I can’t blame my friends for moving to the coasts, or even for moving to Chicago or Milwaukee. I’m well acquainted with the need to make a living, and the mitten’s not the hottest spot for that these days. In addition, we lack two big things that most of my peers find important: functional public transit, and the freedom to marry who you’d like. So go, friends! Go off to New York City and San Francisco, to places where people actually share your values and lifestyle, where there’s money to be had and maybe nice weather to be enjoyed. In fact, maybe someday I’ll join you.

But for now, I’m quite content to be a Michigander. There are times when I’ve had it to my eyelids with the close-minded comments, but then these crazy Michigan people turn right back around and surprise me with the most lucid expressions of acceptance and humanity. And this summer, the bike trips will be unbeatable.

Sunday, March 11, 2012

The Inevitable Transit Piece!

Of course I’m going to write some stuff about transit. And so here I go.

Folks, I can’t help it. Public transit is my life at the moment. Not possessing a car (partially for economic reasons, but more accurately for lifestyle choices), I am one of those souls who patronizes the AATA multiple times daily in order to get to work and pay my rent. It changes things. Homeless guys I meet at cafes tell me they see me around all the time. (Oh, that’s cool. I’m glad my poofy blue coat has become a standard Ann Arbor sight). I’ve started to be more—punctual. I was always pretty timely, but it’s gotten out of hand recently. I notice minutes. Because if the bus stops on Plymouth at 7:18 and I dash over at 7:19, it’s done. Half-hour late for work, at least. This leads to awkward interactions with the students with whom I live, who operate on more flexible schedules. At the breakfast I cut people off in the middle of conversations about the meaning of existence. (Excuse me—I don’t know why I exist, but I have to leave right now). I’ve learned that the hour between 2 and 3 is not to be scheduled for anything. It is specifically earmarked as transit time.

But what’s the worry? Plenty of folks take hour-long hikes to work every day over endless suburban freeway. It’s kind of the norm. That's fine, because we spend time to gain things that are valuable to us. For some, it’s a large and fancy house on an isolated lake. For me, it’s living in a cooperative community and commuting in an efficient, respectful manner.
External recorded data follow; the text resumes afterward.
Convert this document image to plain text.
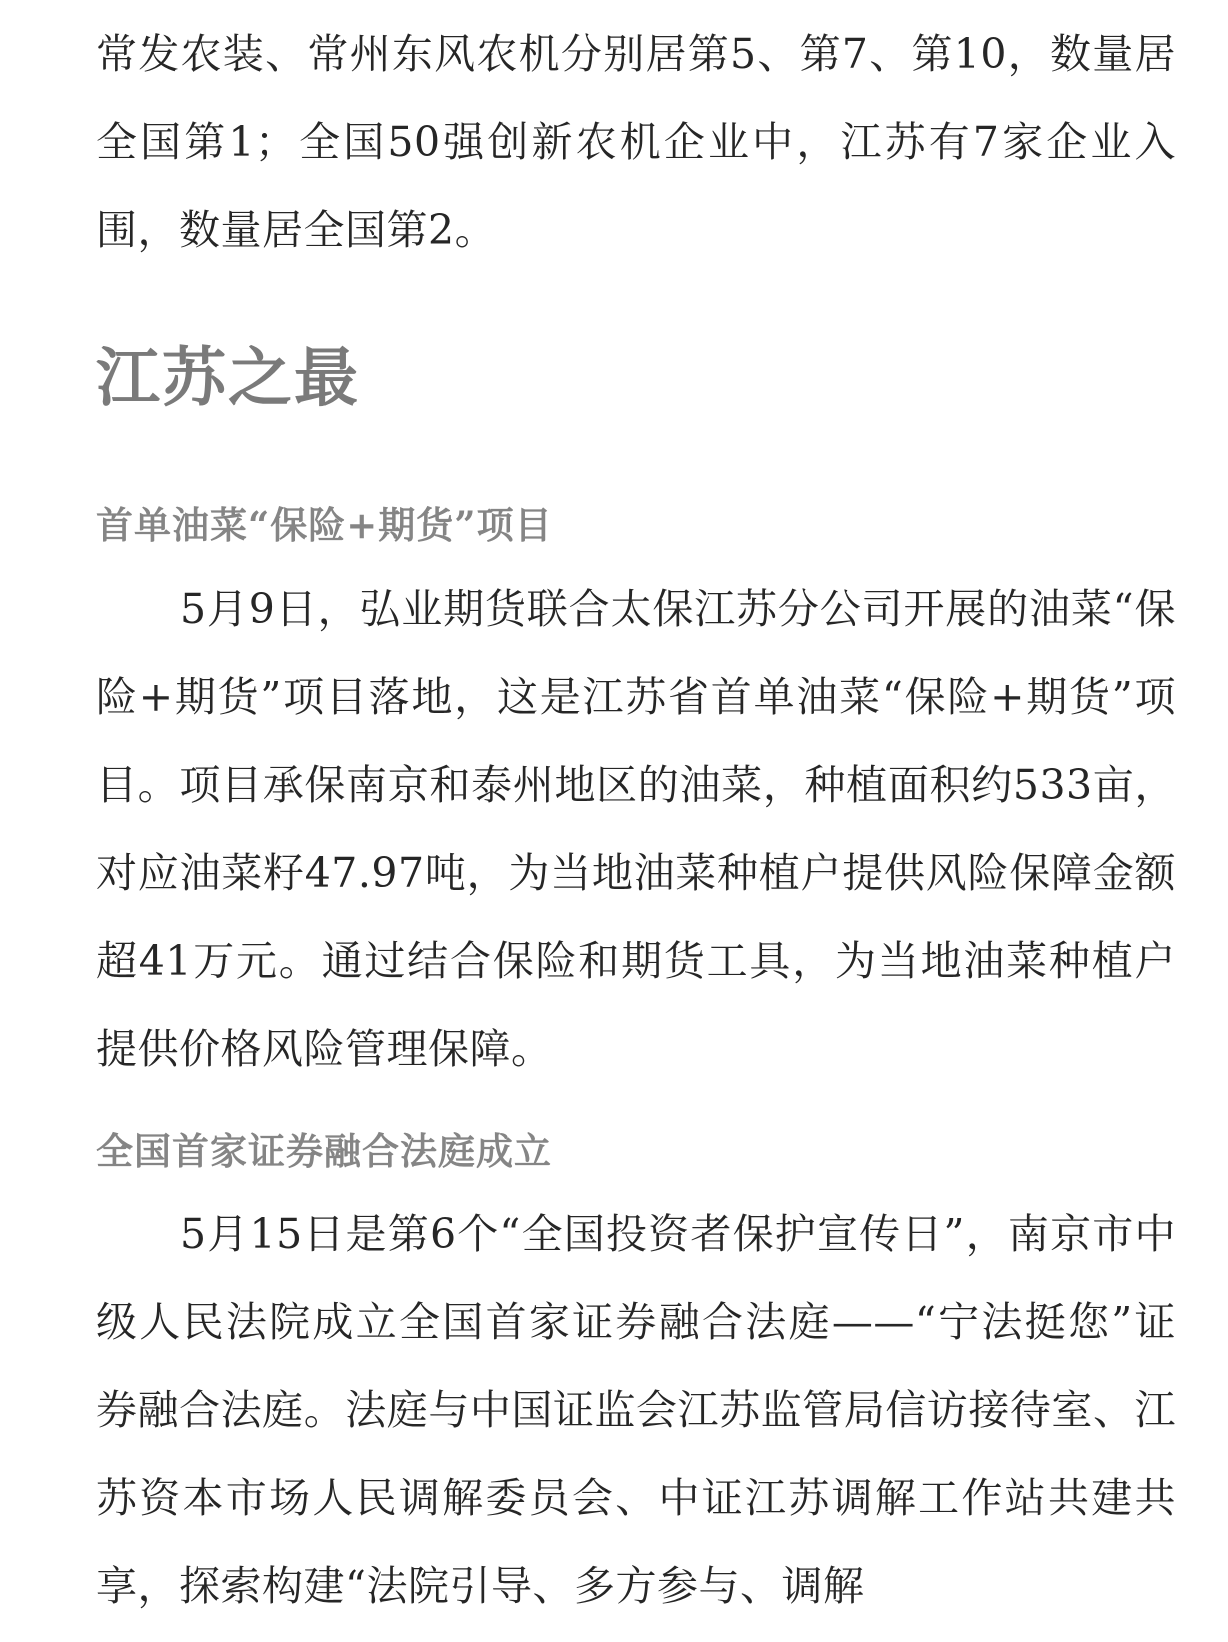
常发农装、常州东风农机分别居第5、第7、第10，数量居全国第1；全国50强创新农机企业中，江苏有7家企业入围，数量居全国第2。

江苏之最
首单油菜“保险+期货”项目

5月9日，弘业期货联合太保江苏分公司开展的油菜“保险+期货”项目落地，这是江苏省首单油菜“保险+期货”项目。项目承保南京和泰州地区的油菜，种植面积约533亩，对应油菜籽47.97吨，为当地油菜种植户提供风险保障金额超41万元。通过结合保险和期货工具，为当地油菜种植户提供价格风险管理保障。

全国首家证券融合法庭成立

5月15日是第6个“全国投资者保护宣传日”，南京市中级人民法院成立全国首家证券融合法庭——“宁法挺您”证券融合法庭。法庭与中国证监会江苏监管局信访接待室、江苏资本市场人民调解委员会、中证江苏调解工作站共建共享，探索构建“法院引导、多方参与、调解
People, in this country particularly, tend to believe that unlimited choice is the highest value, one to which we should quickly sacrifice everything else. Certainly choice is an important part of our culture. But I've found that the limits public transit places on me add to my life in ways I wouldn't want to give up. They make me part of a rhythm, the dance of the daily urban world, and in doing so connect me to hundreds of others who are moving to the same beat. Not to say that the AATA buses are as chatty coffee shops. As in any public space, people tend to keep to themselves and mind their own affairs. But there are the moments—sometimes, the only moments of a hard workday that jolt me back to humanity. Asking the nine-year-old girl why she’s crying (her brother pinched her). Talking to the man in front of me about the key chain he’s weaving out of colorful string. Greeting the same bus drivers every day and knowing that if I’m out sick, they and all the regulars will wonder, where’s the perky redhead in the blue coat? For me, this is what it means to live in a city.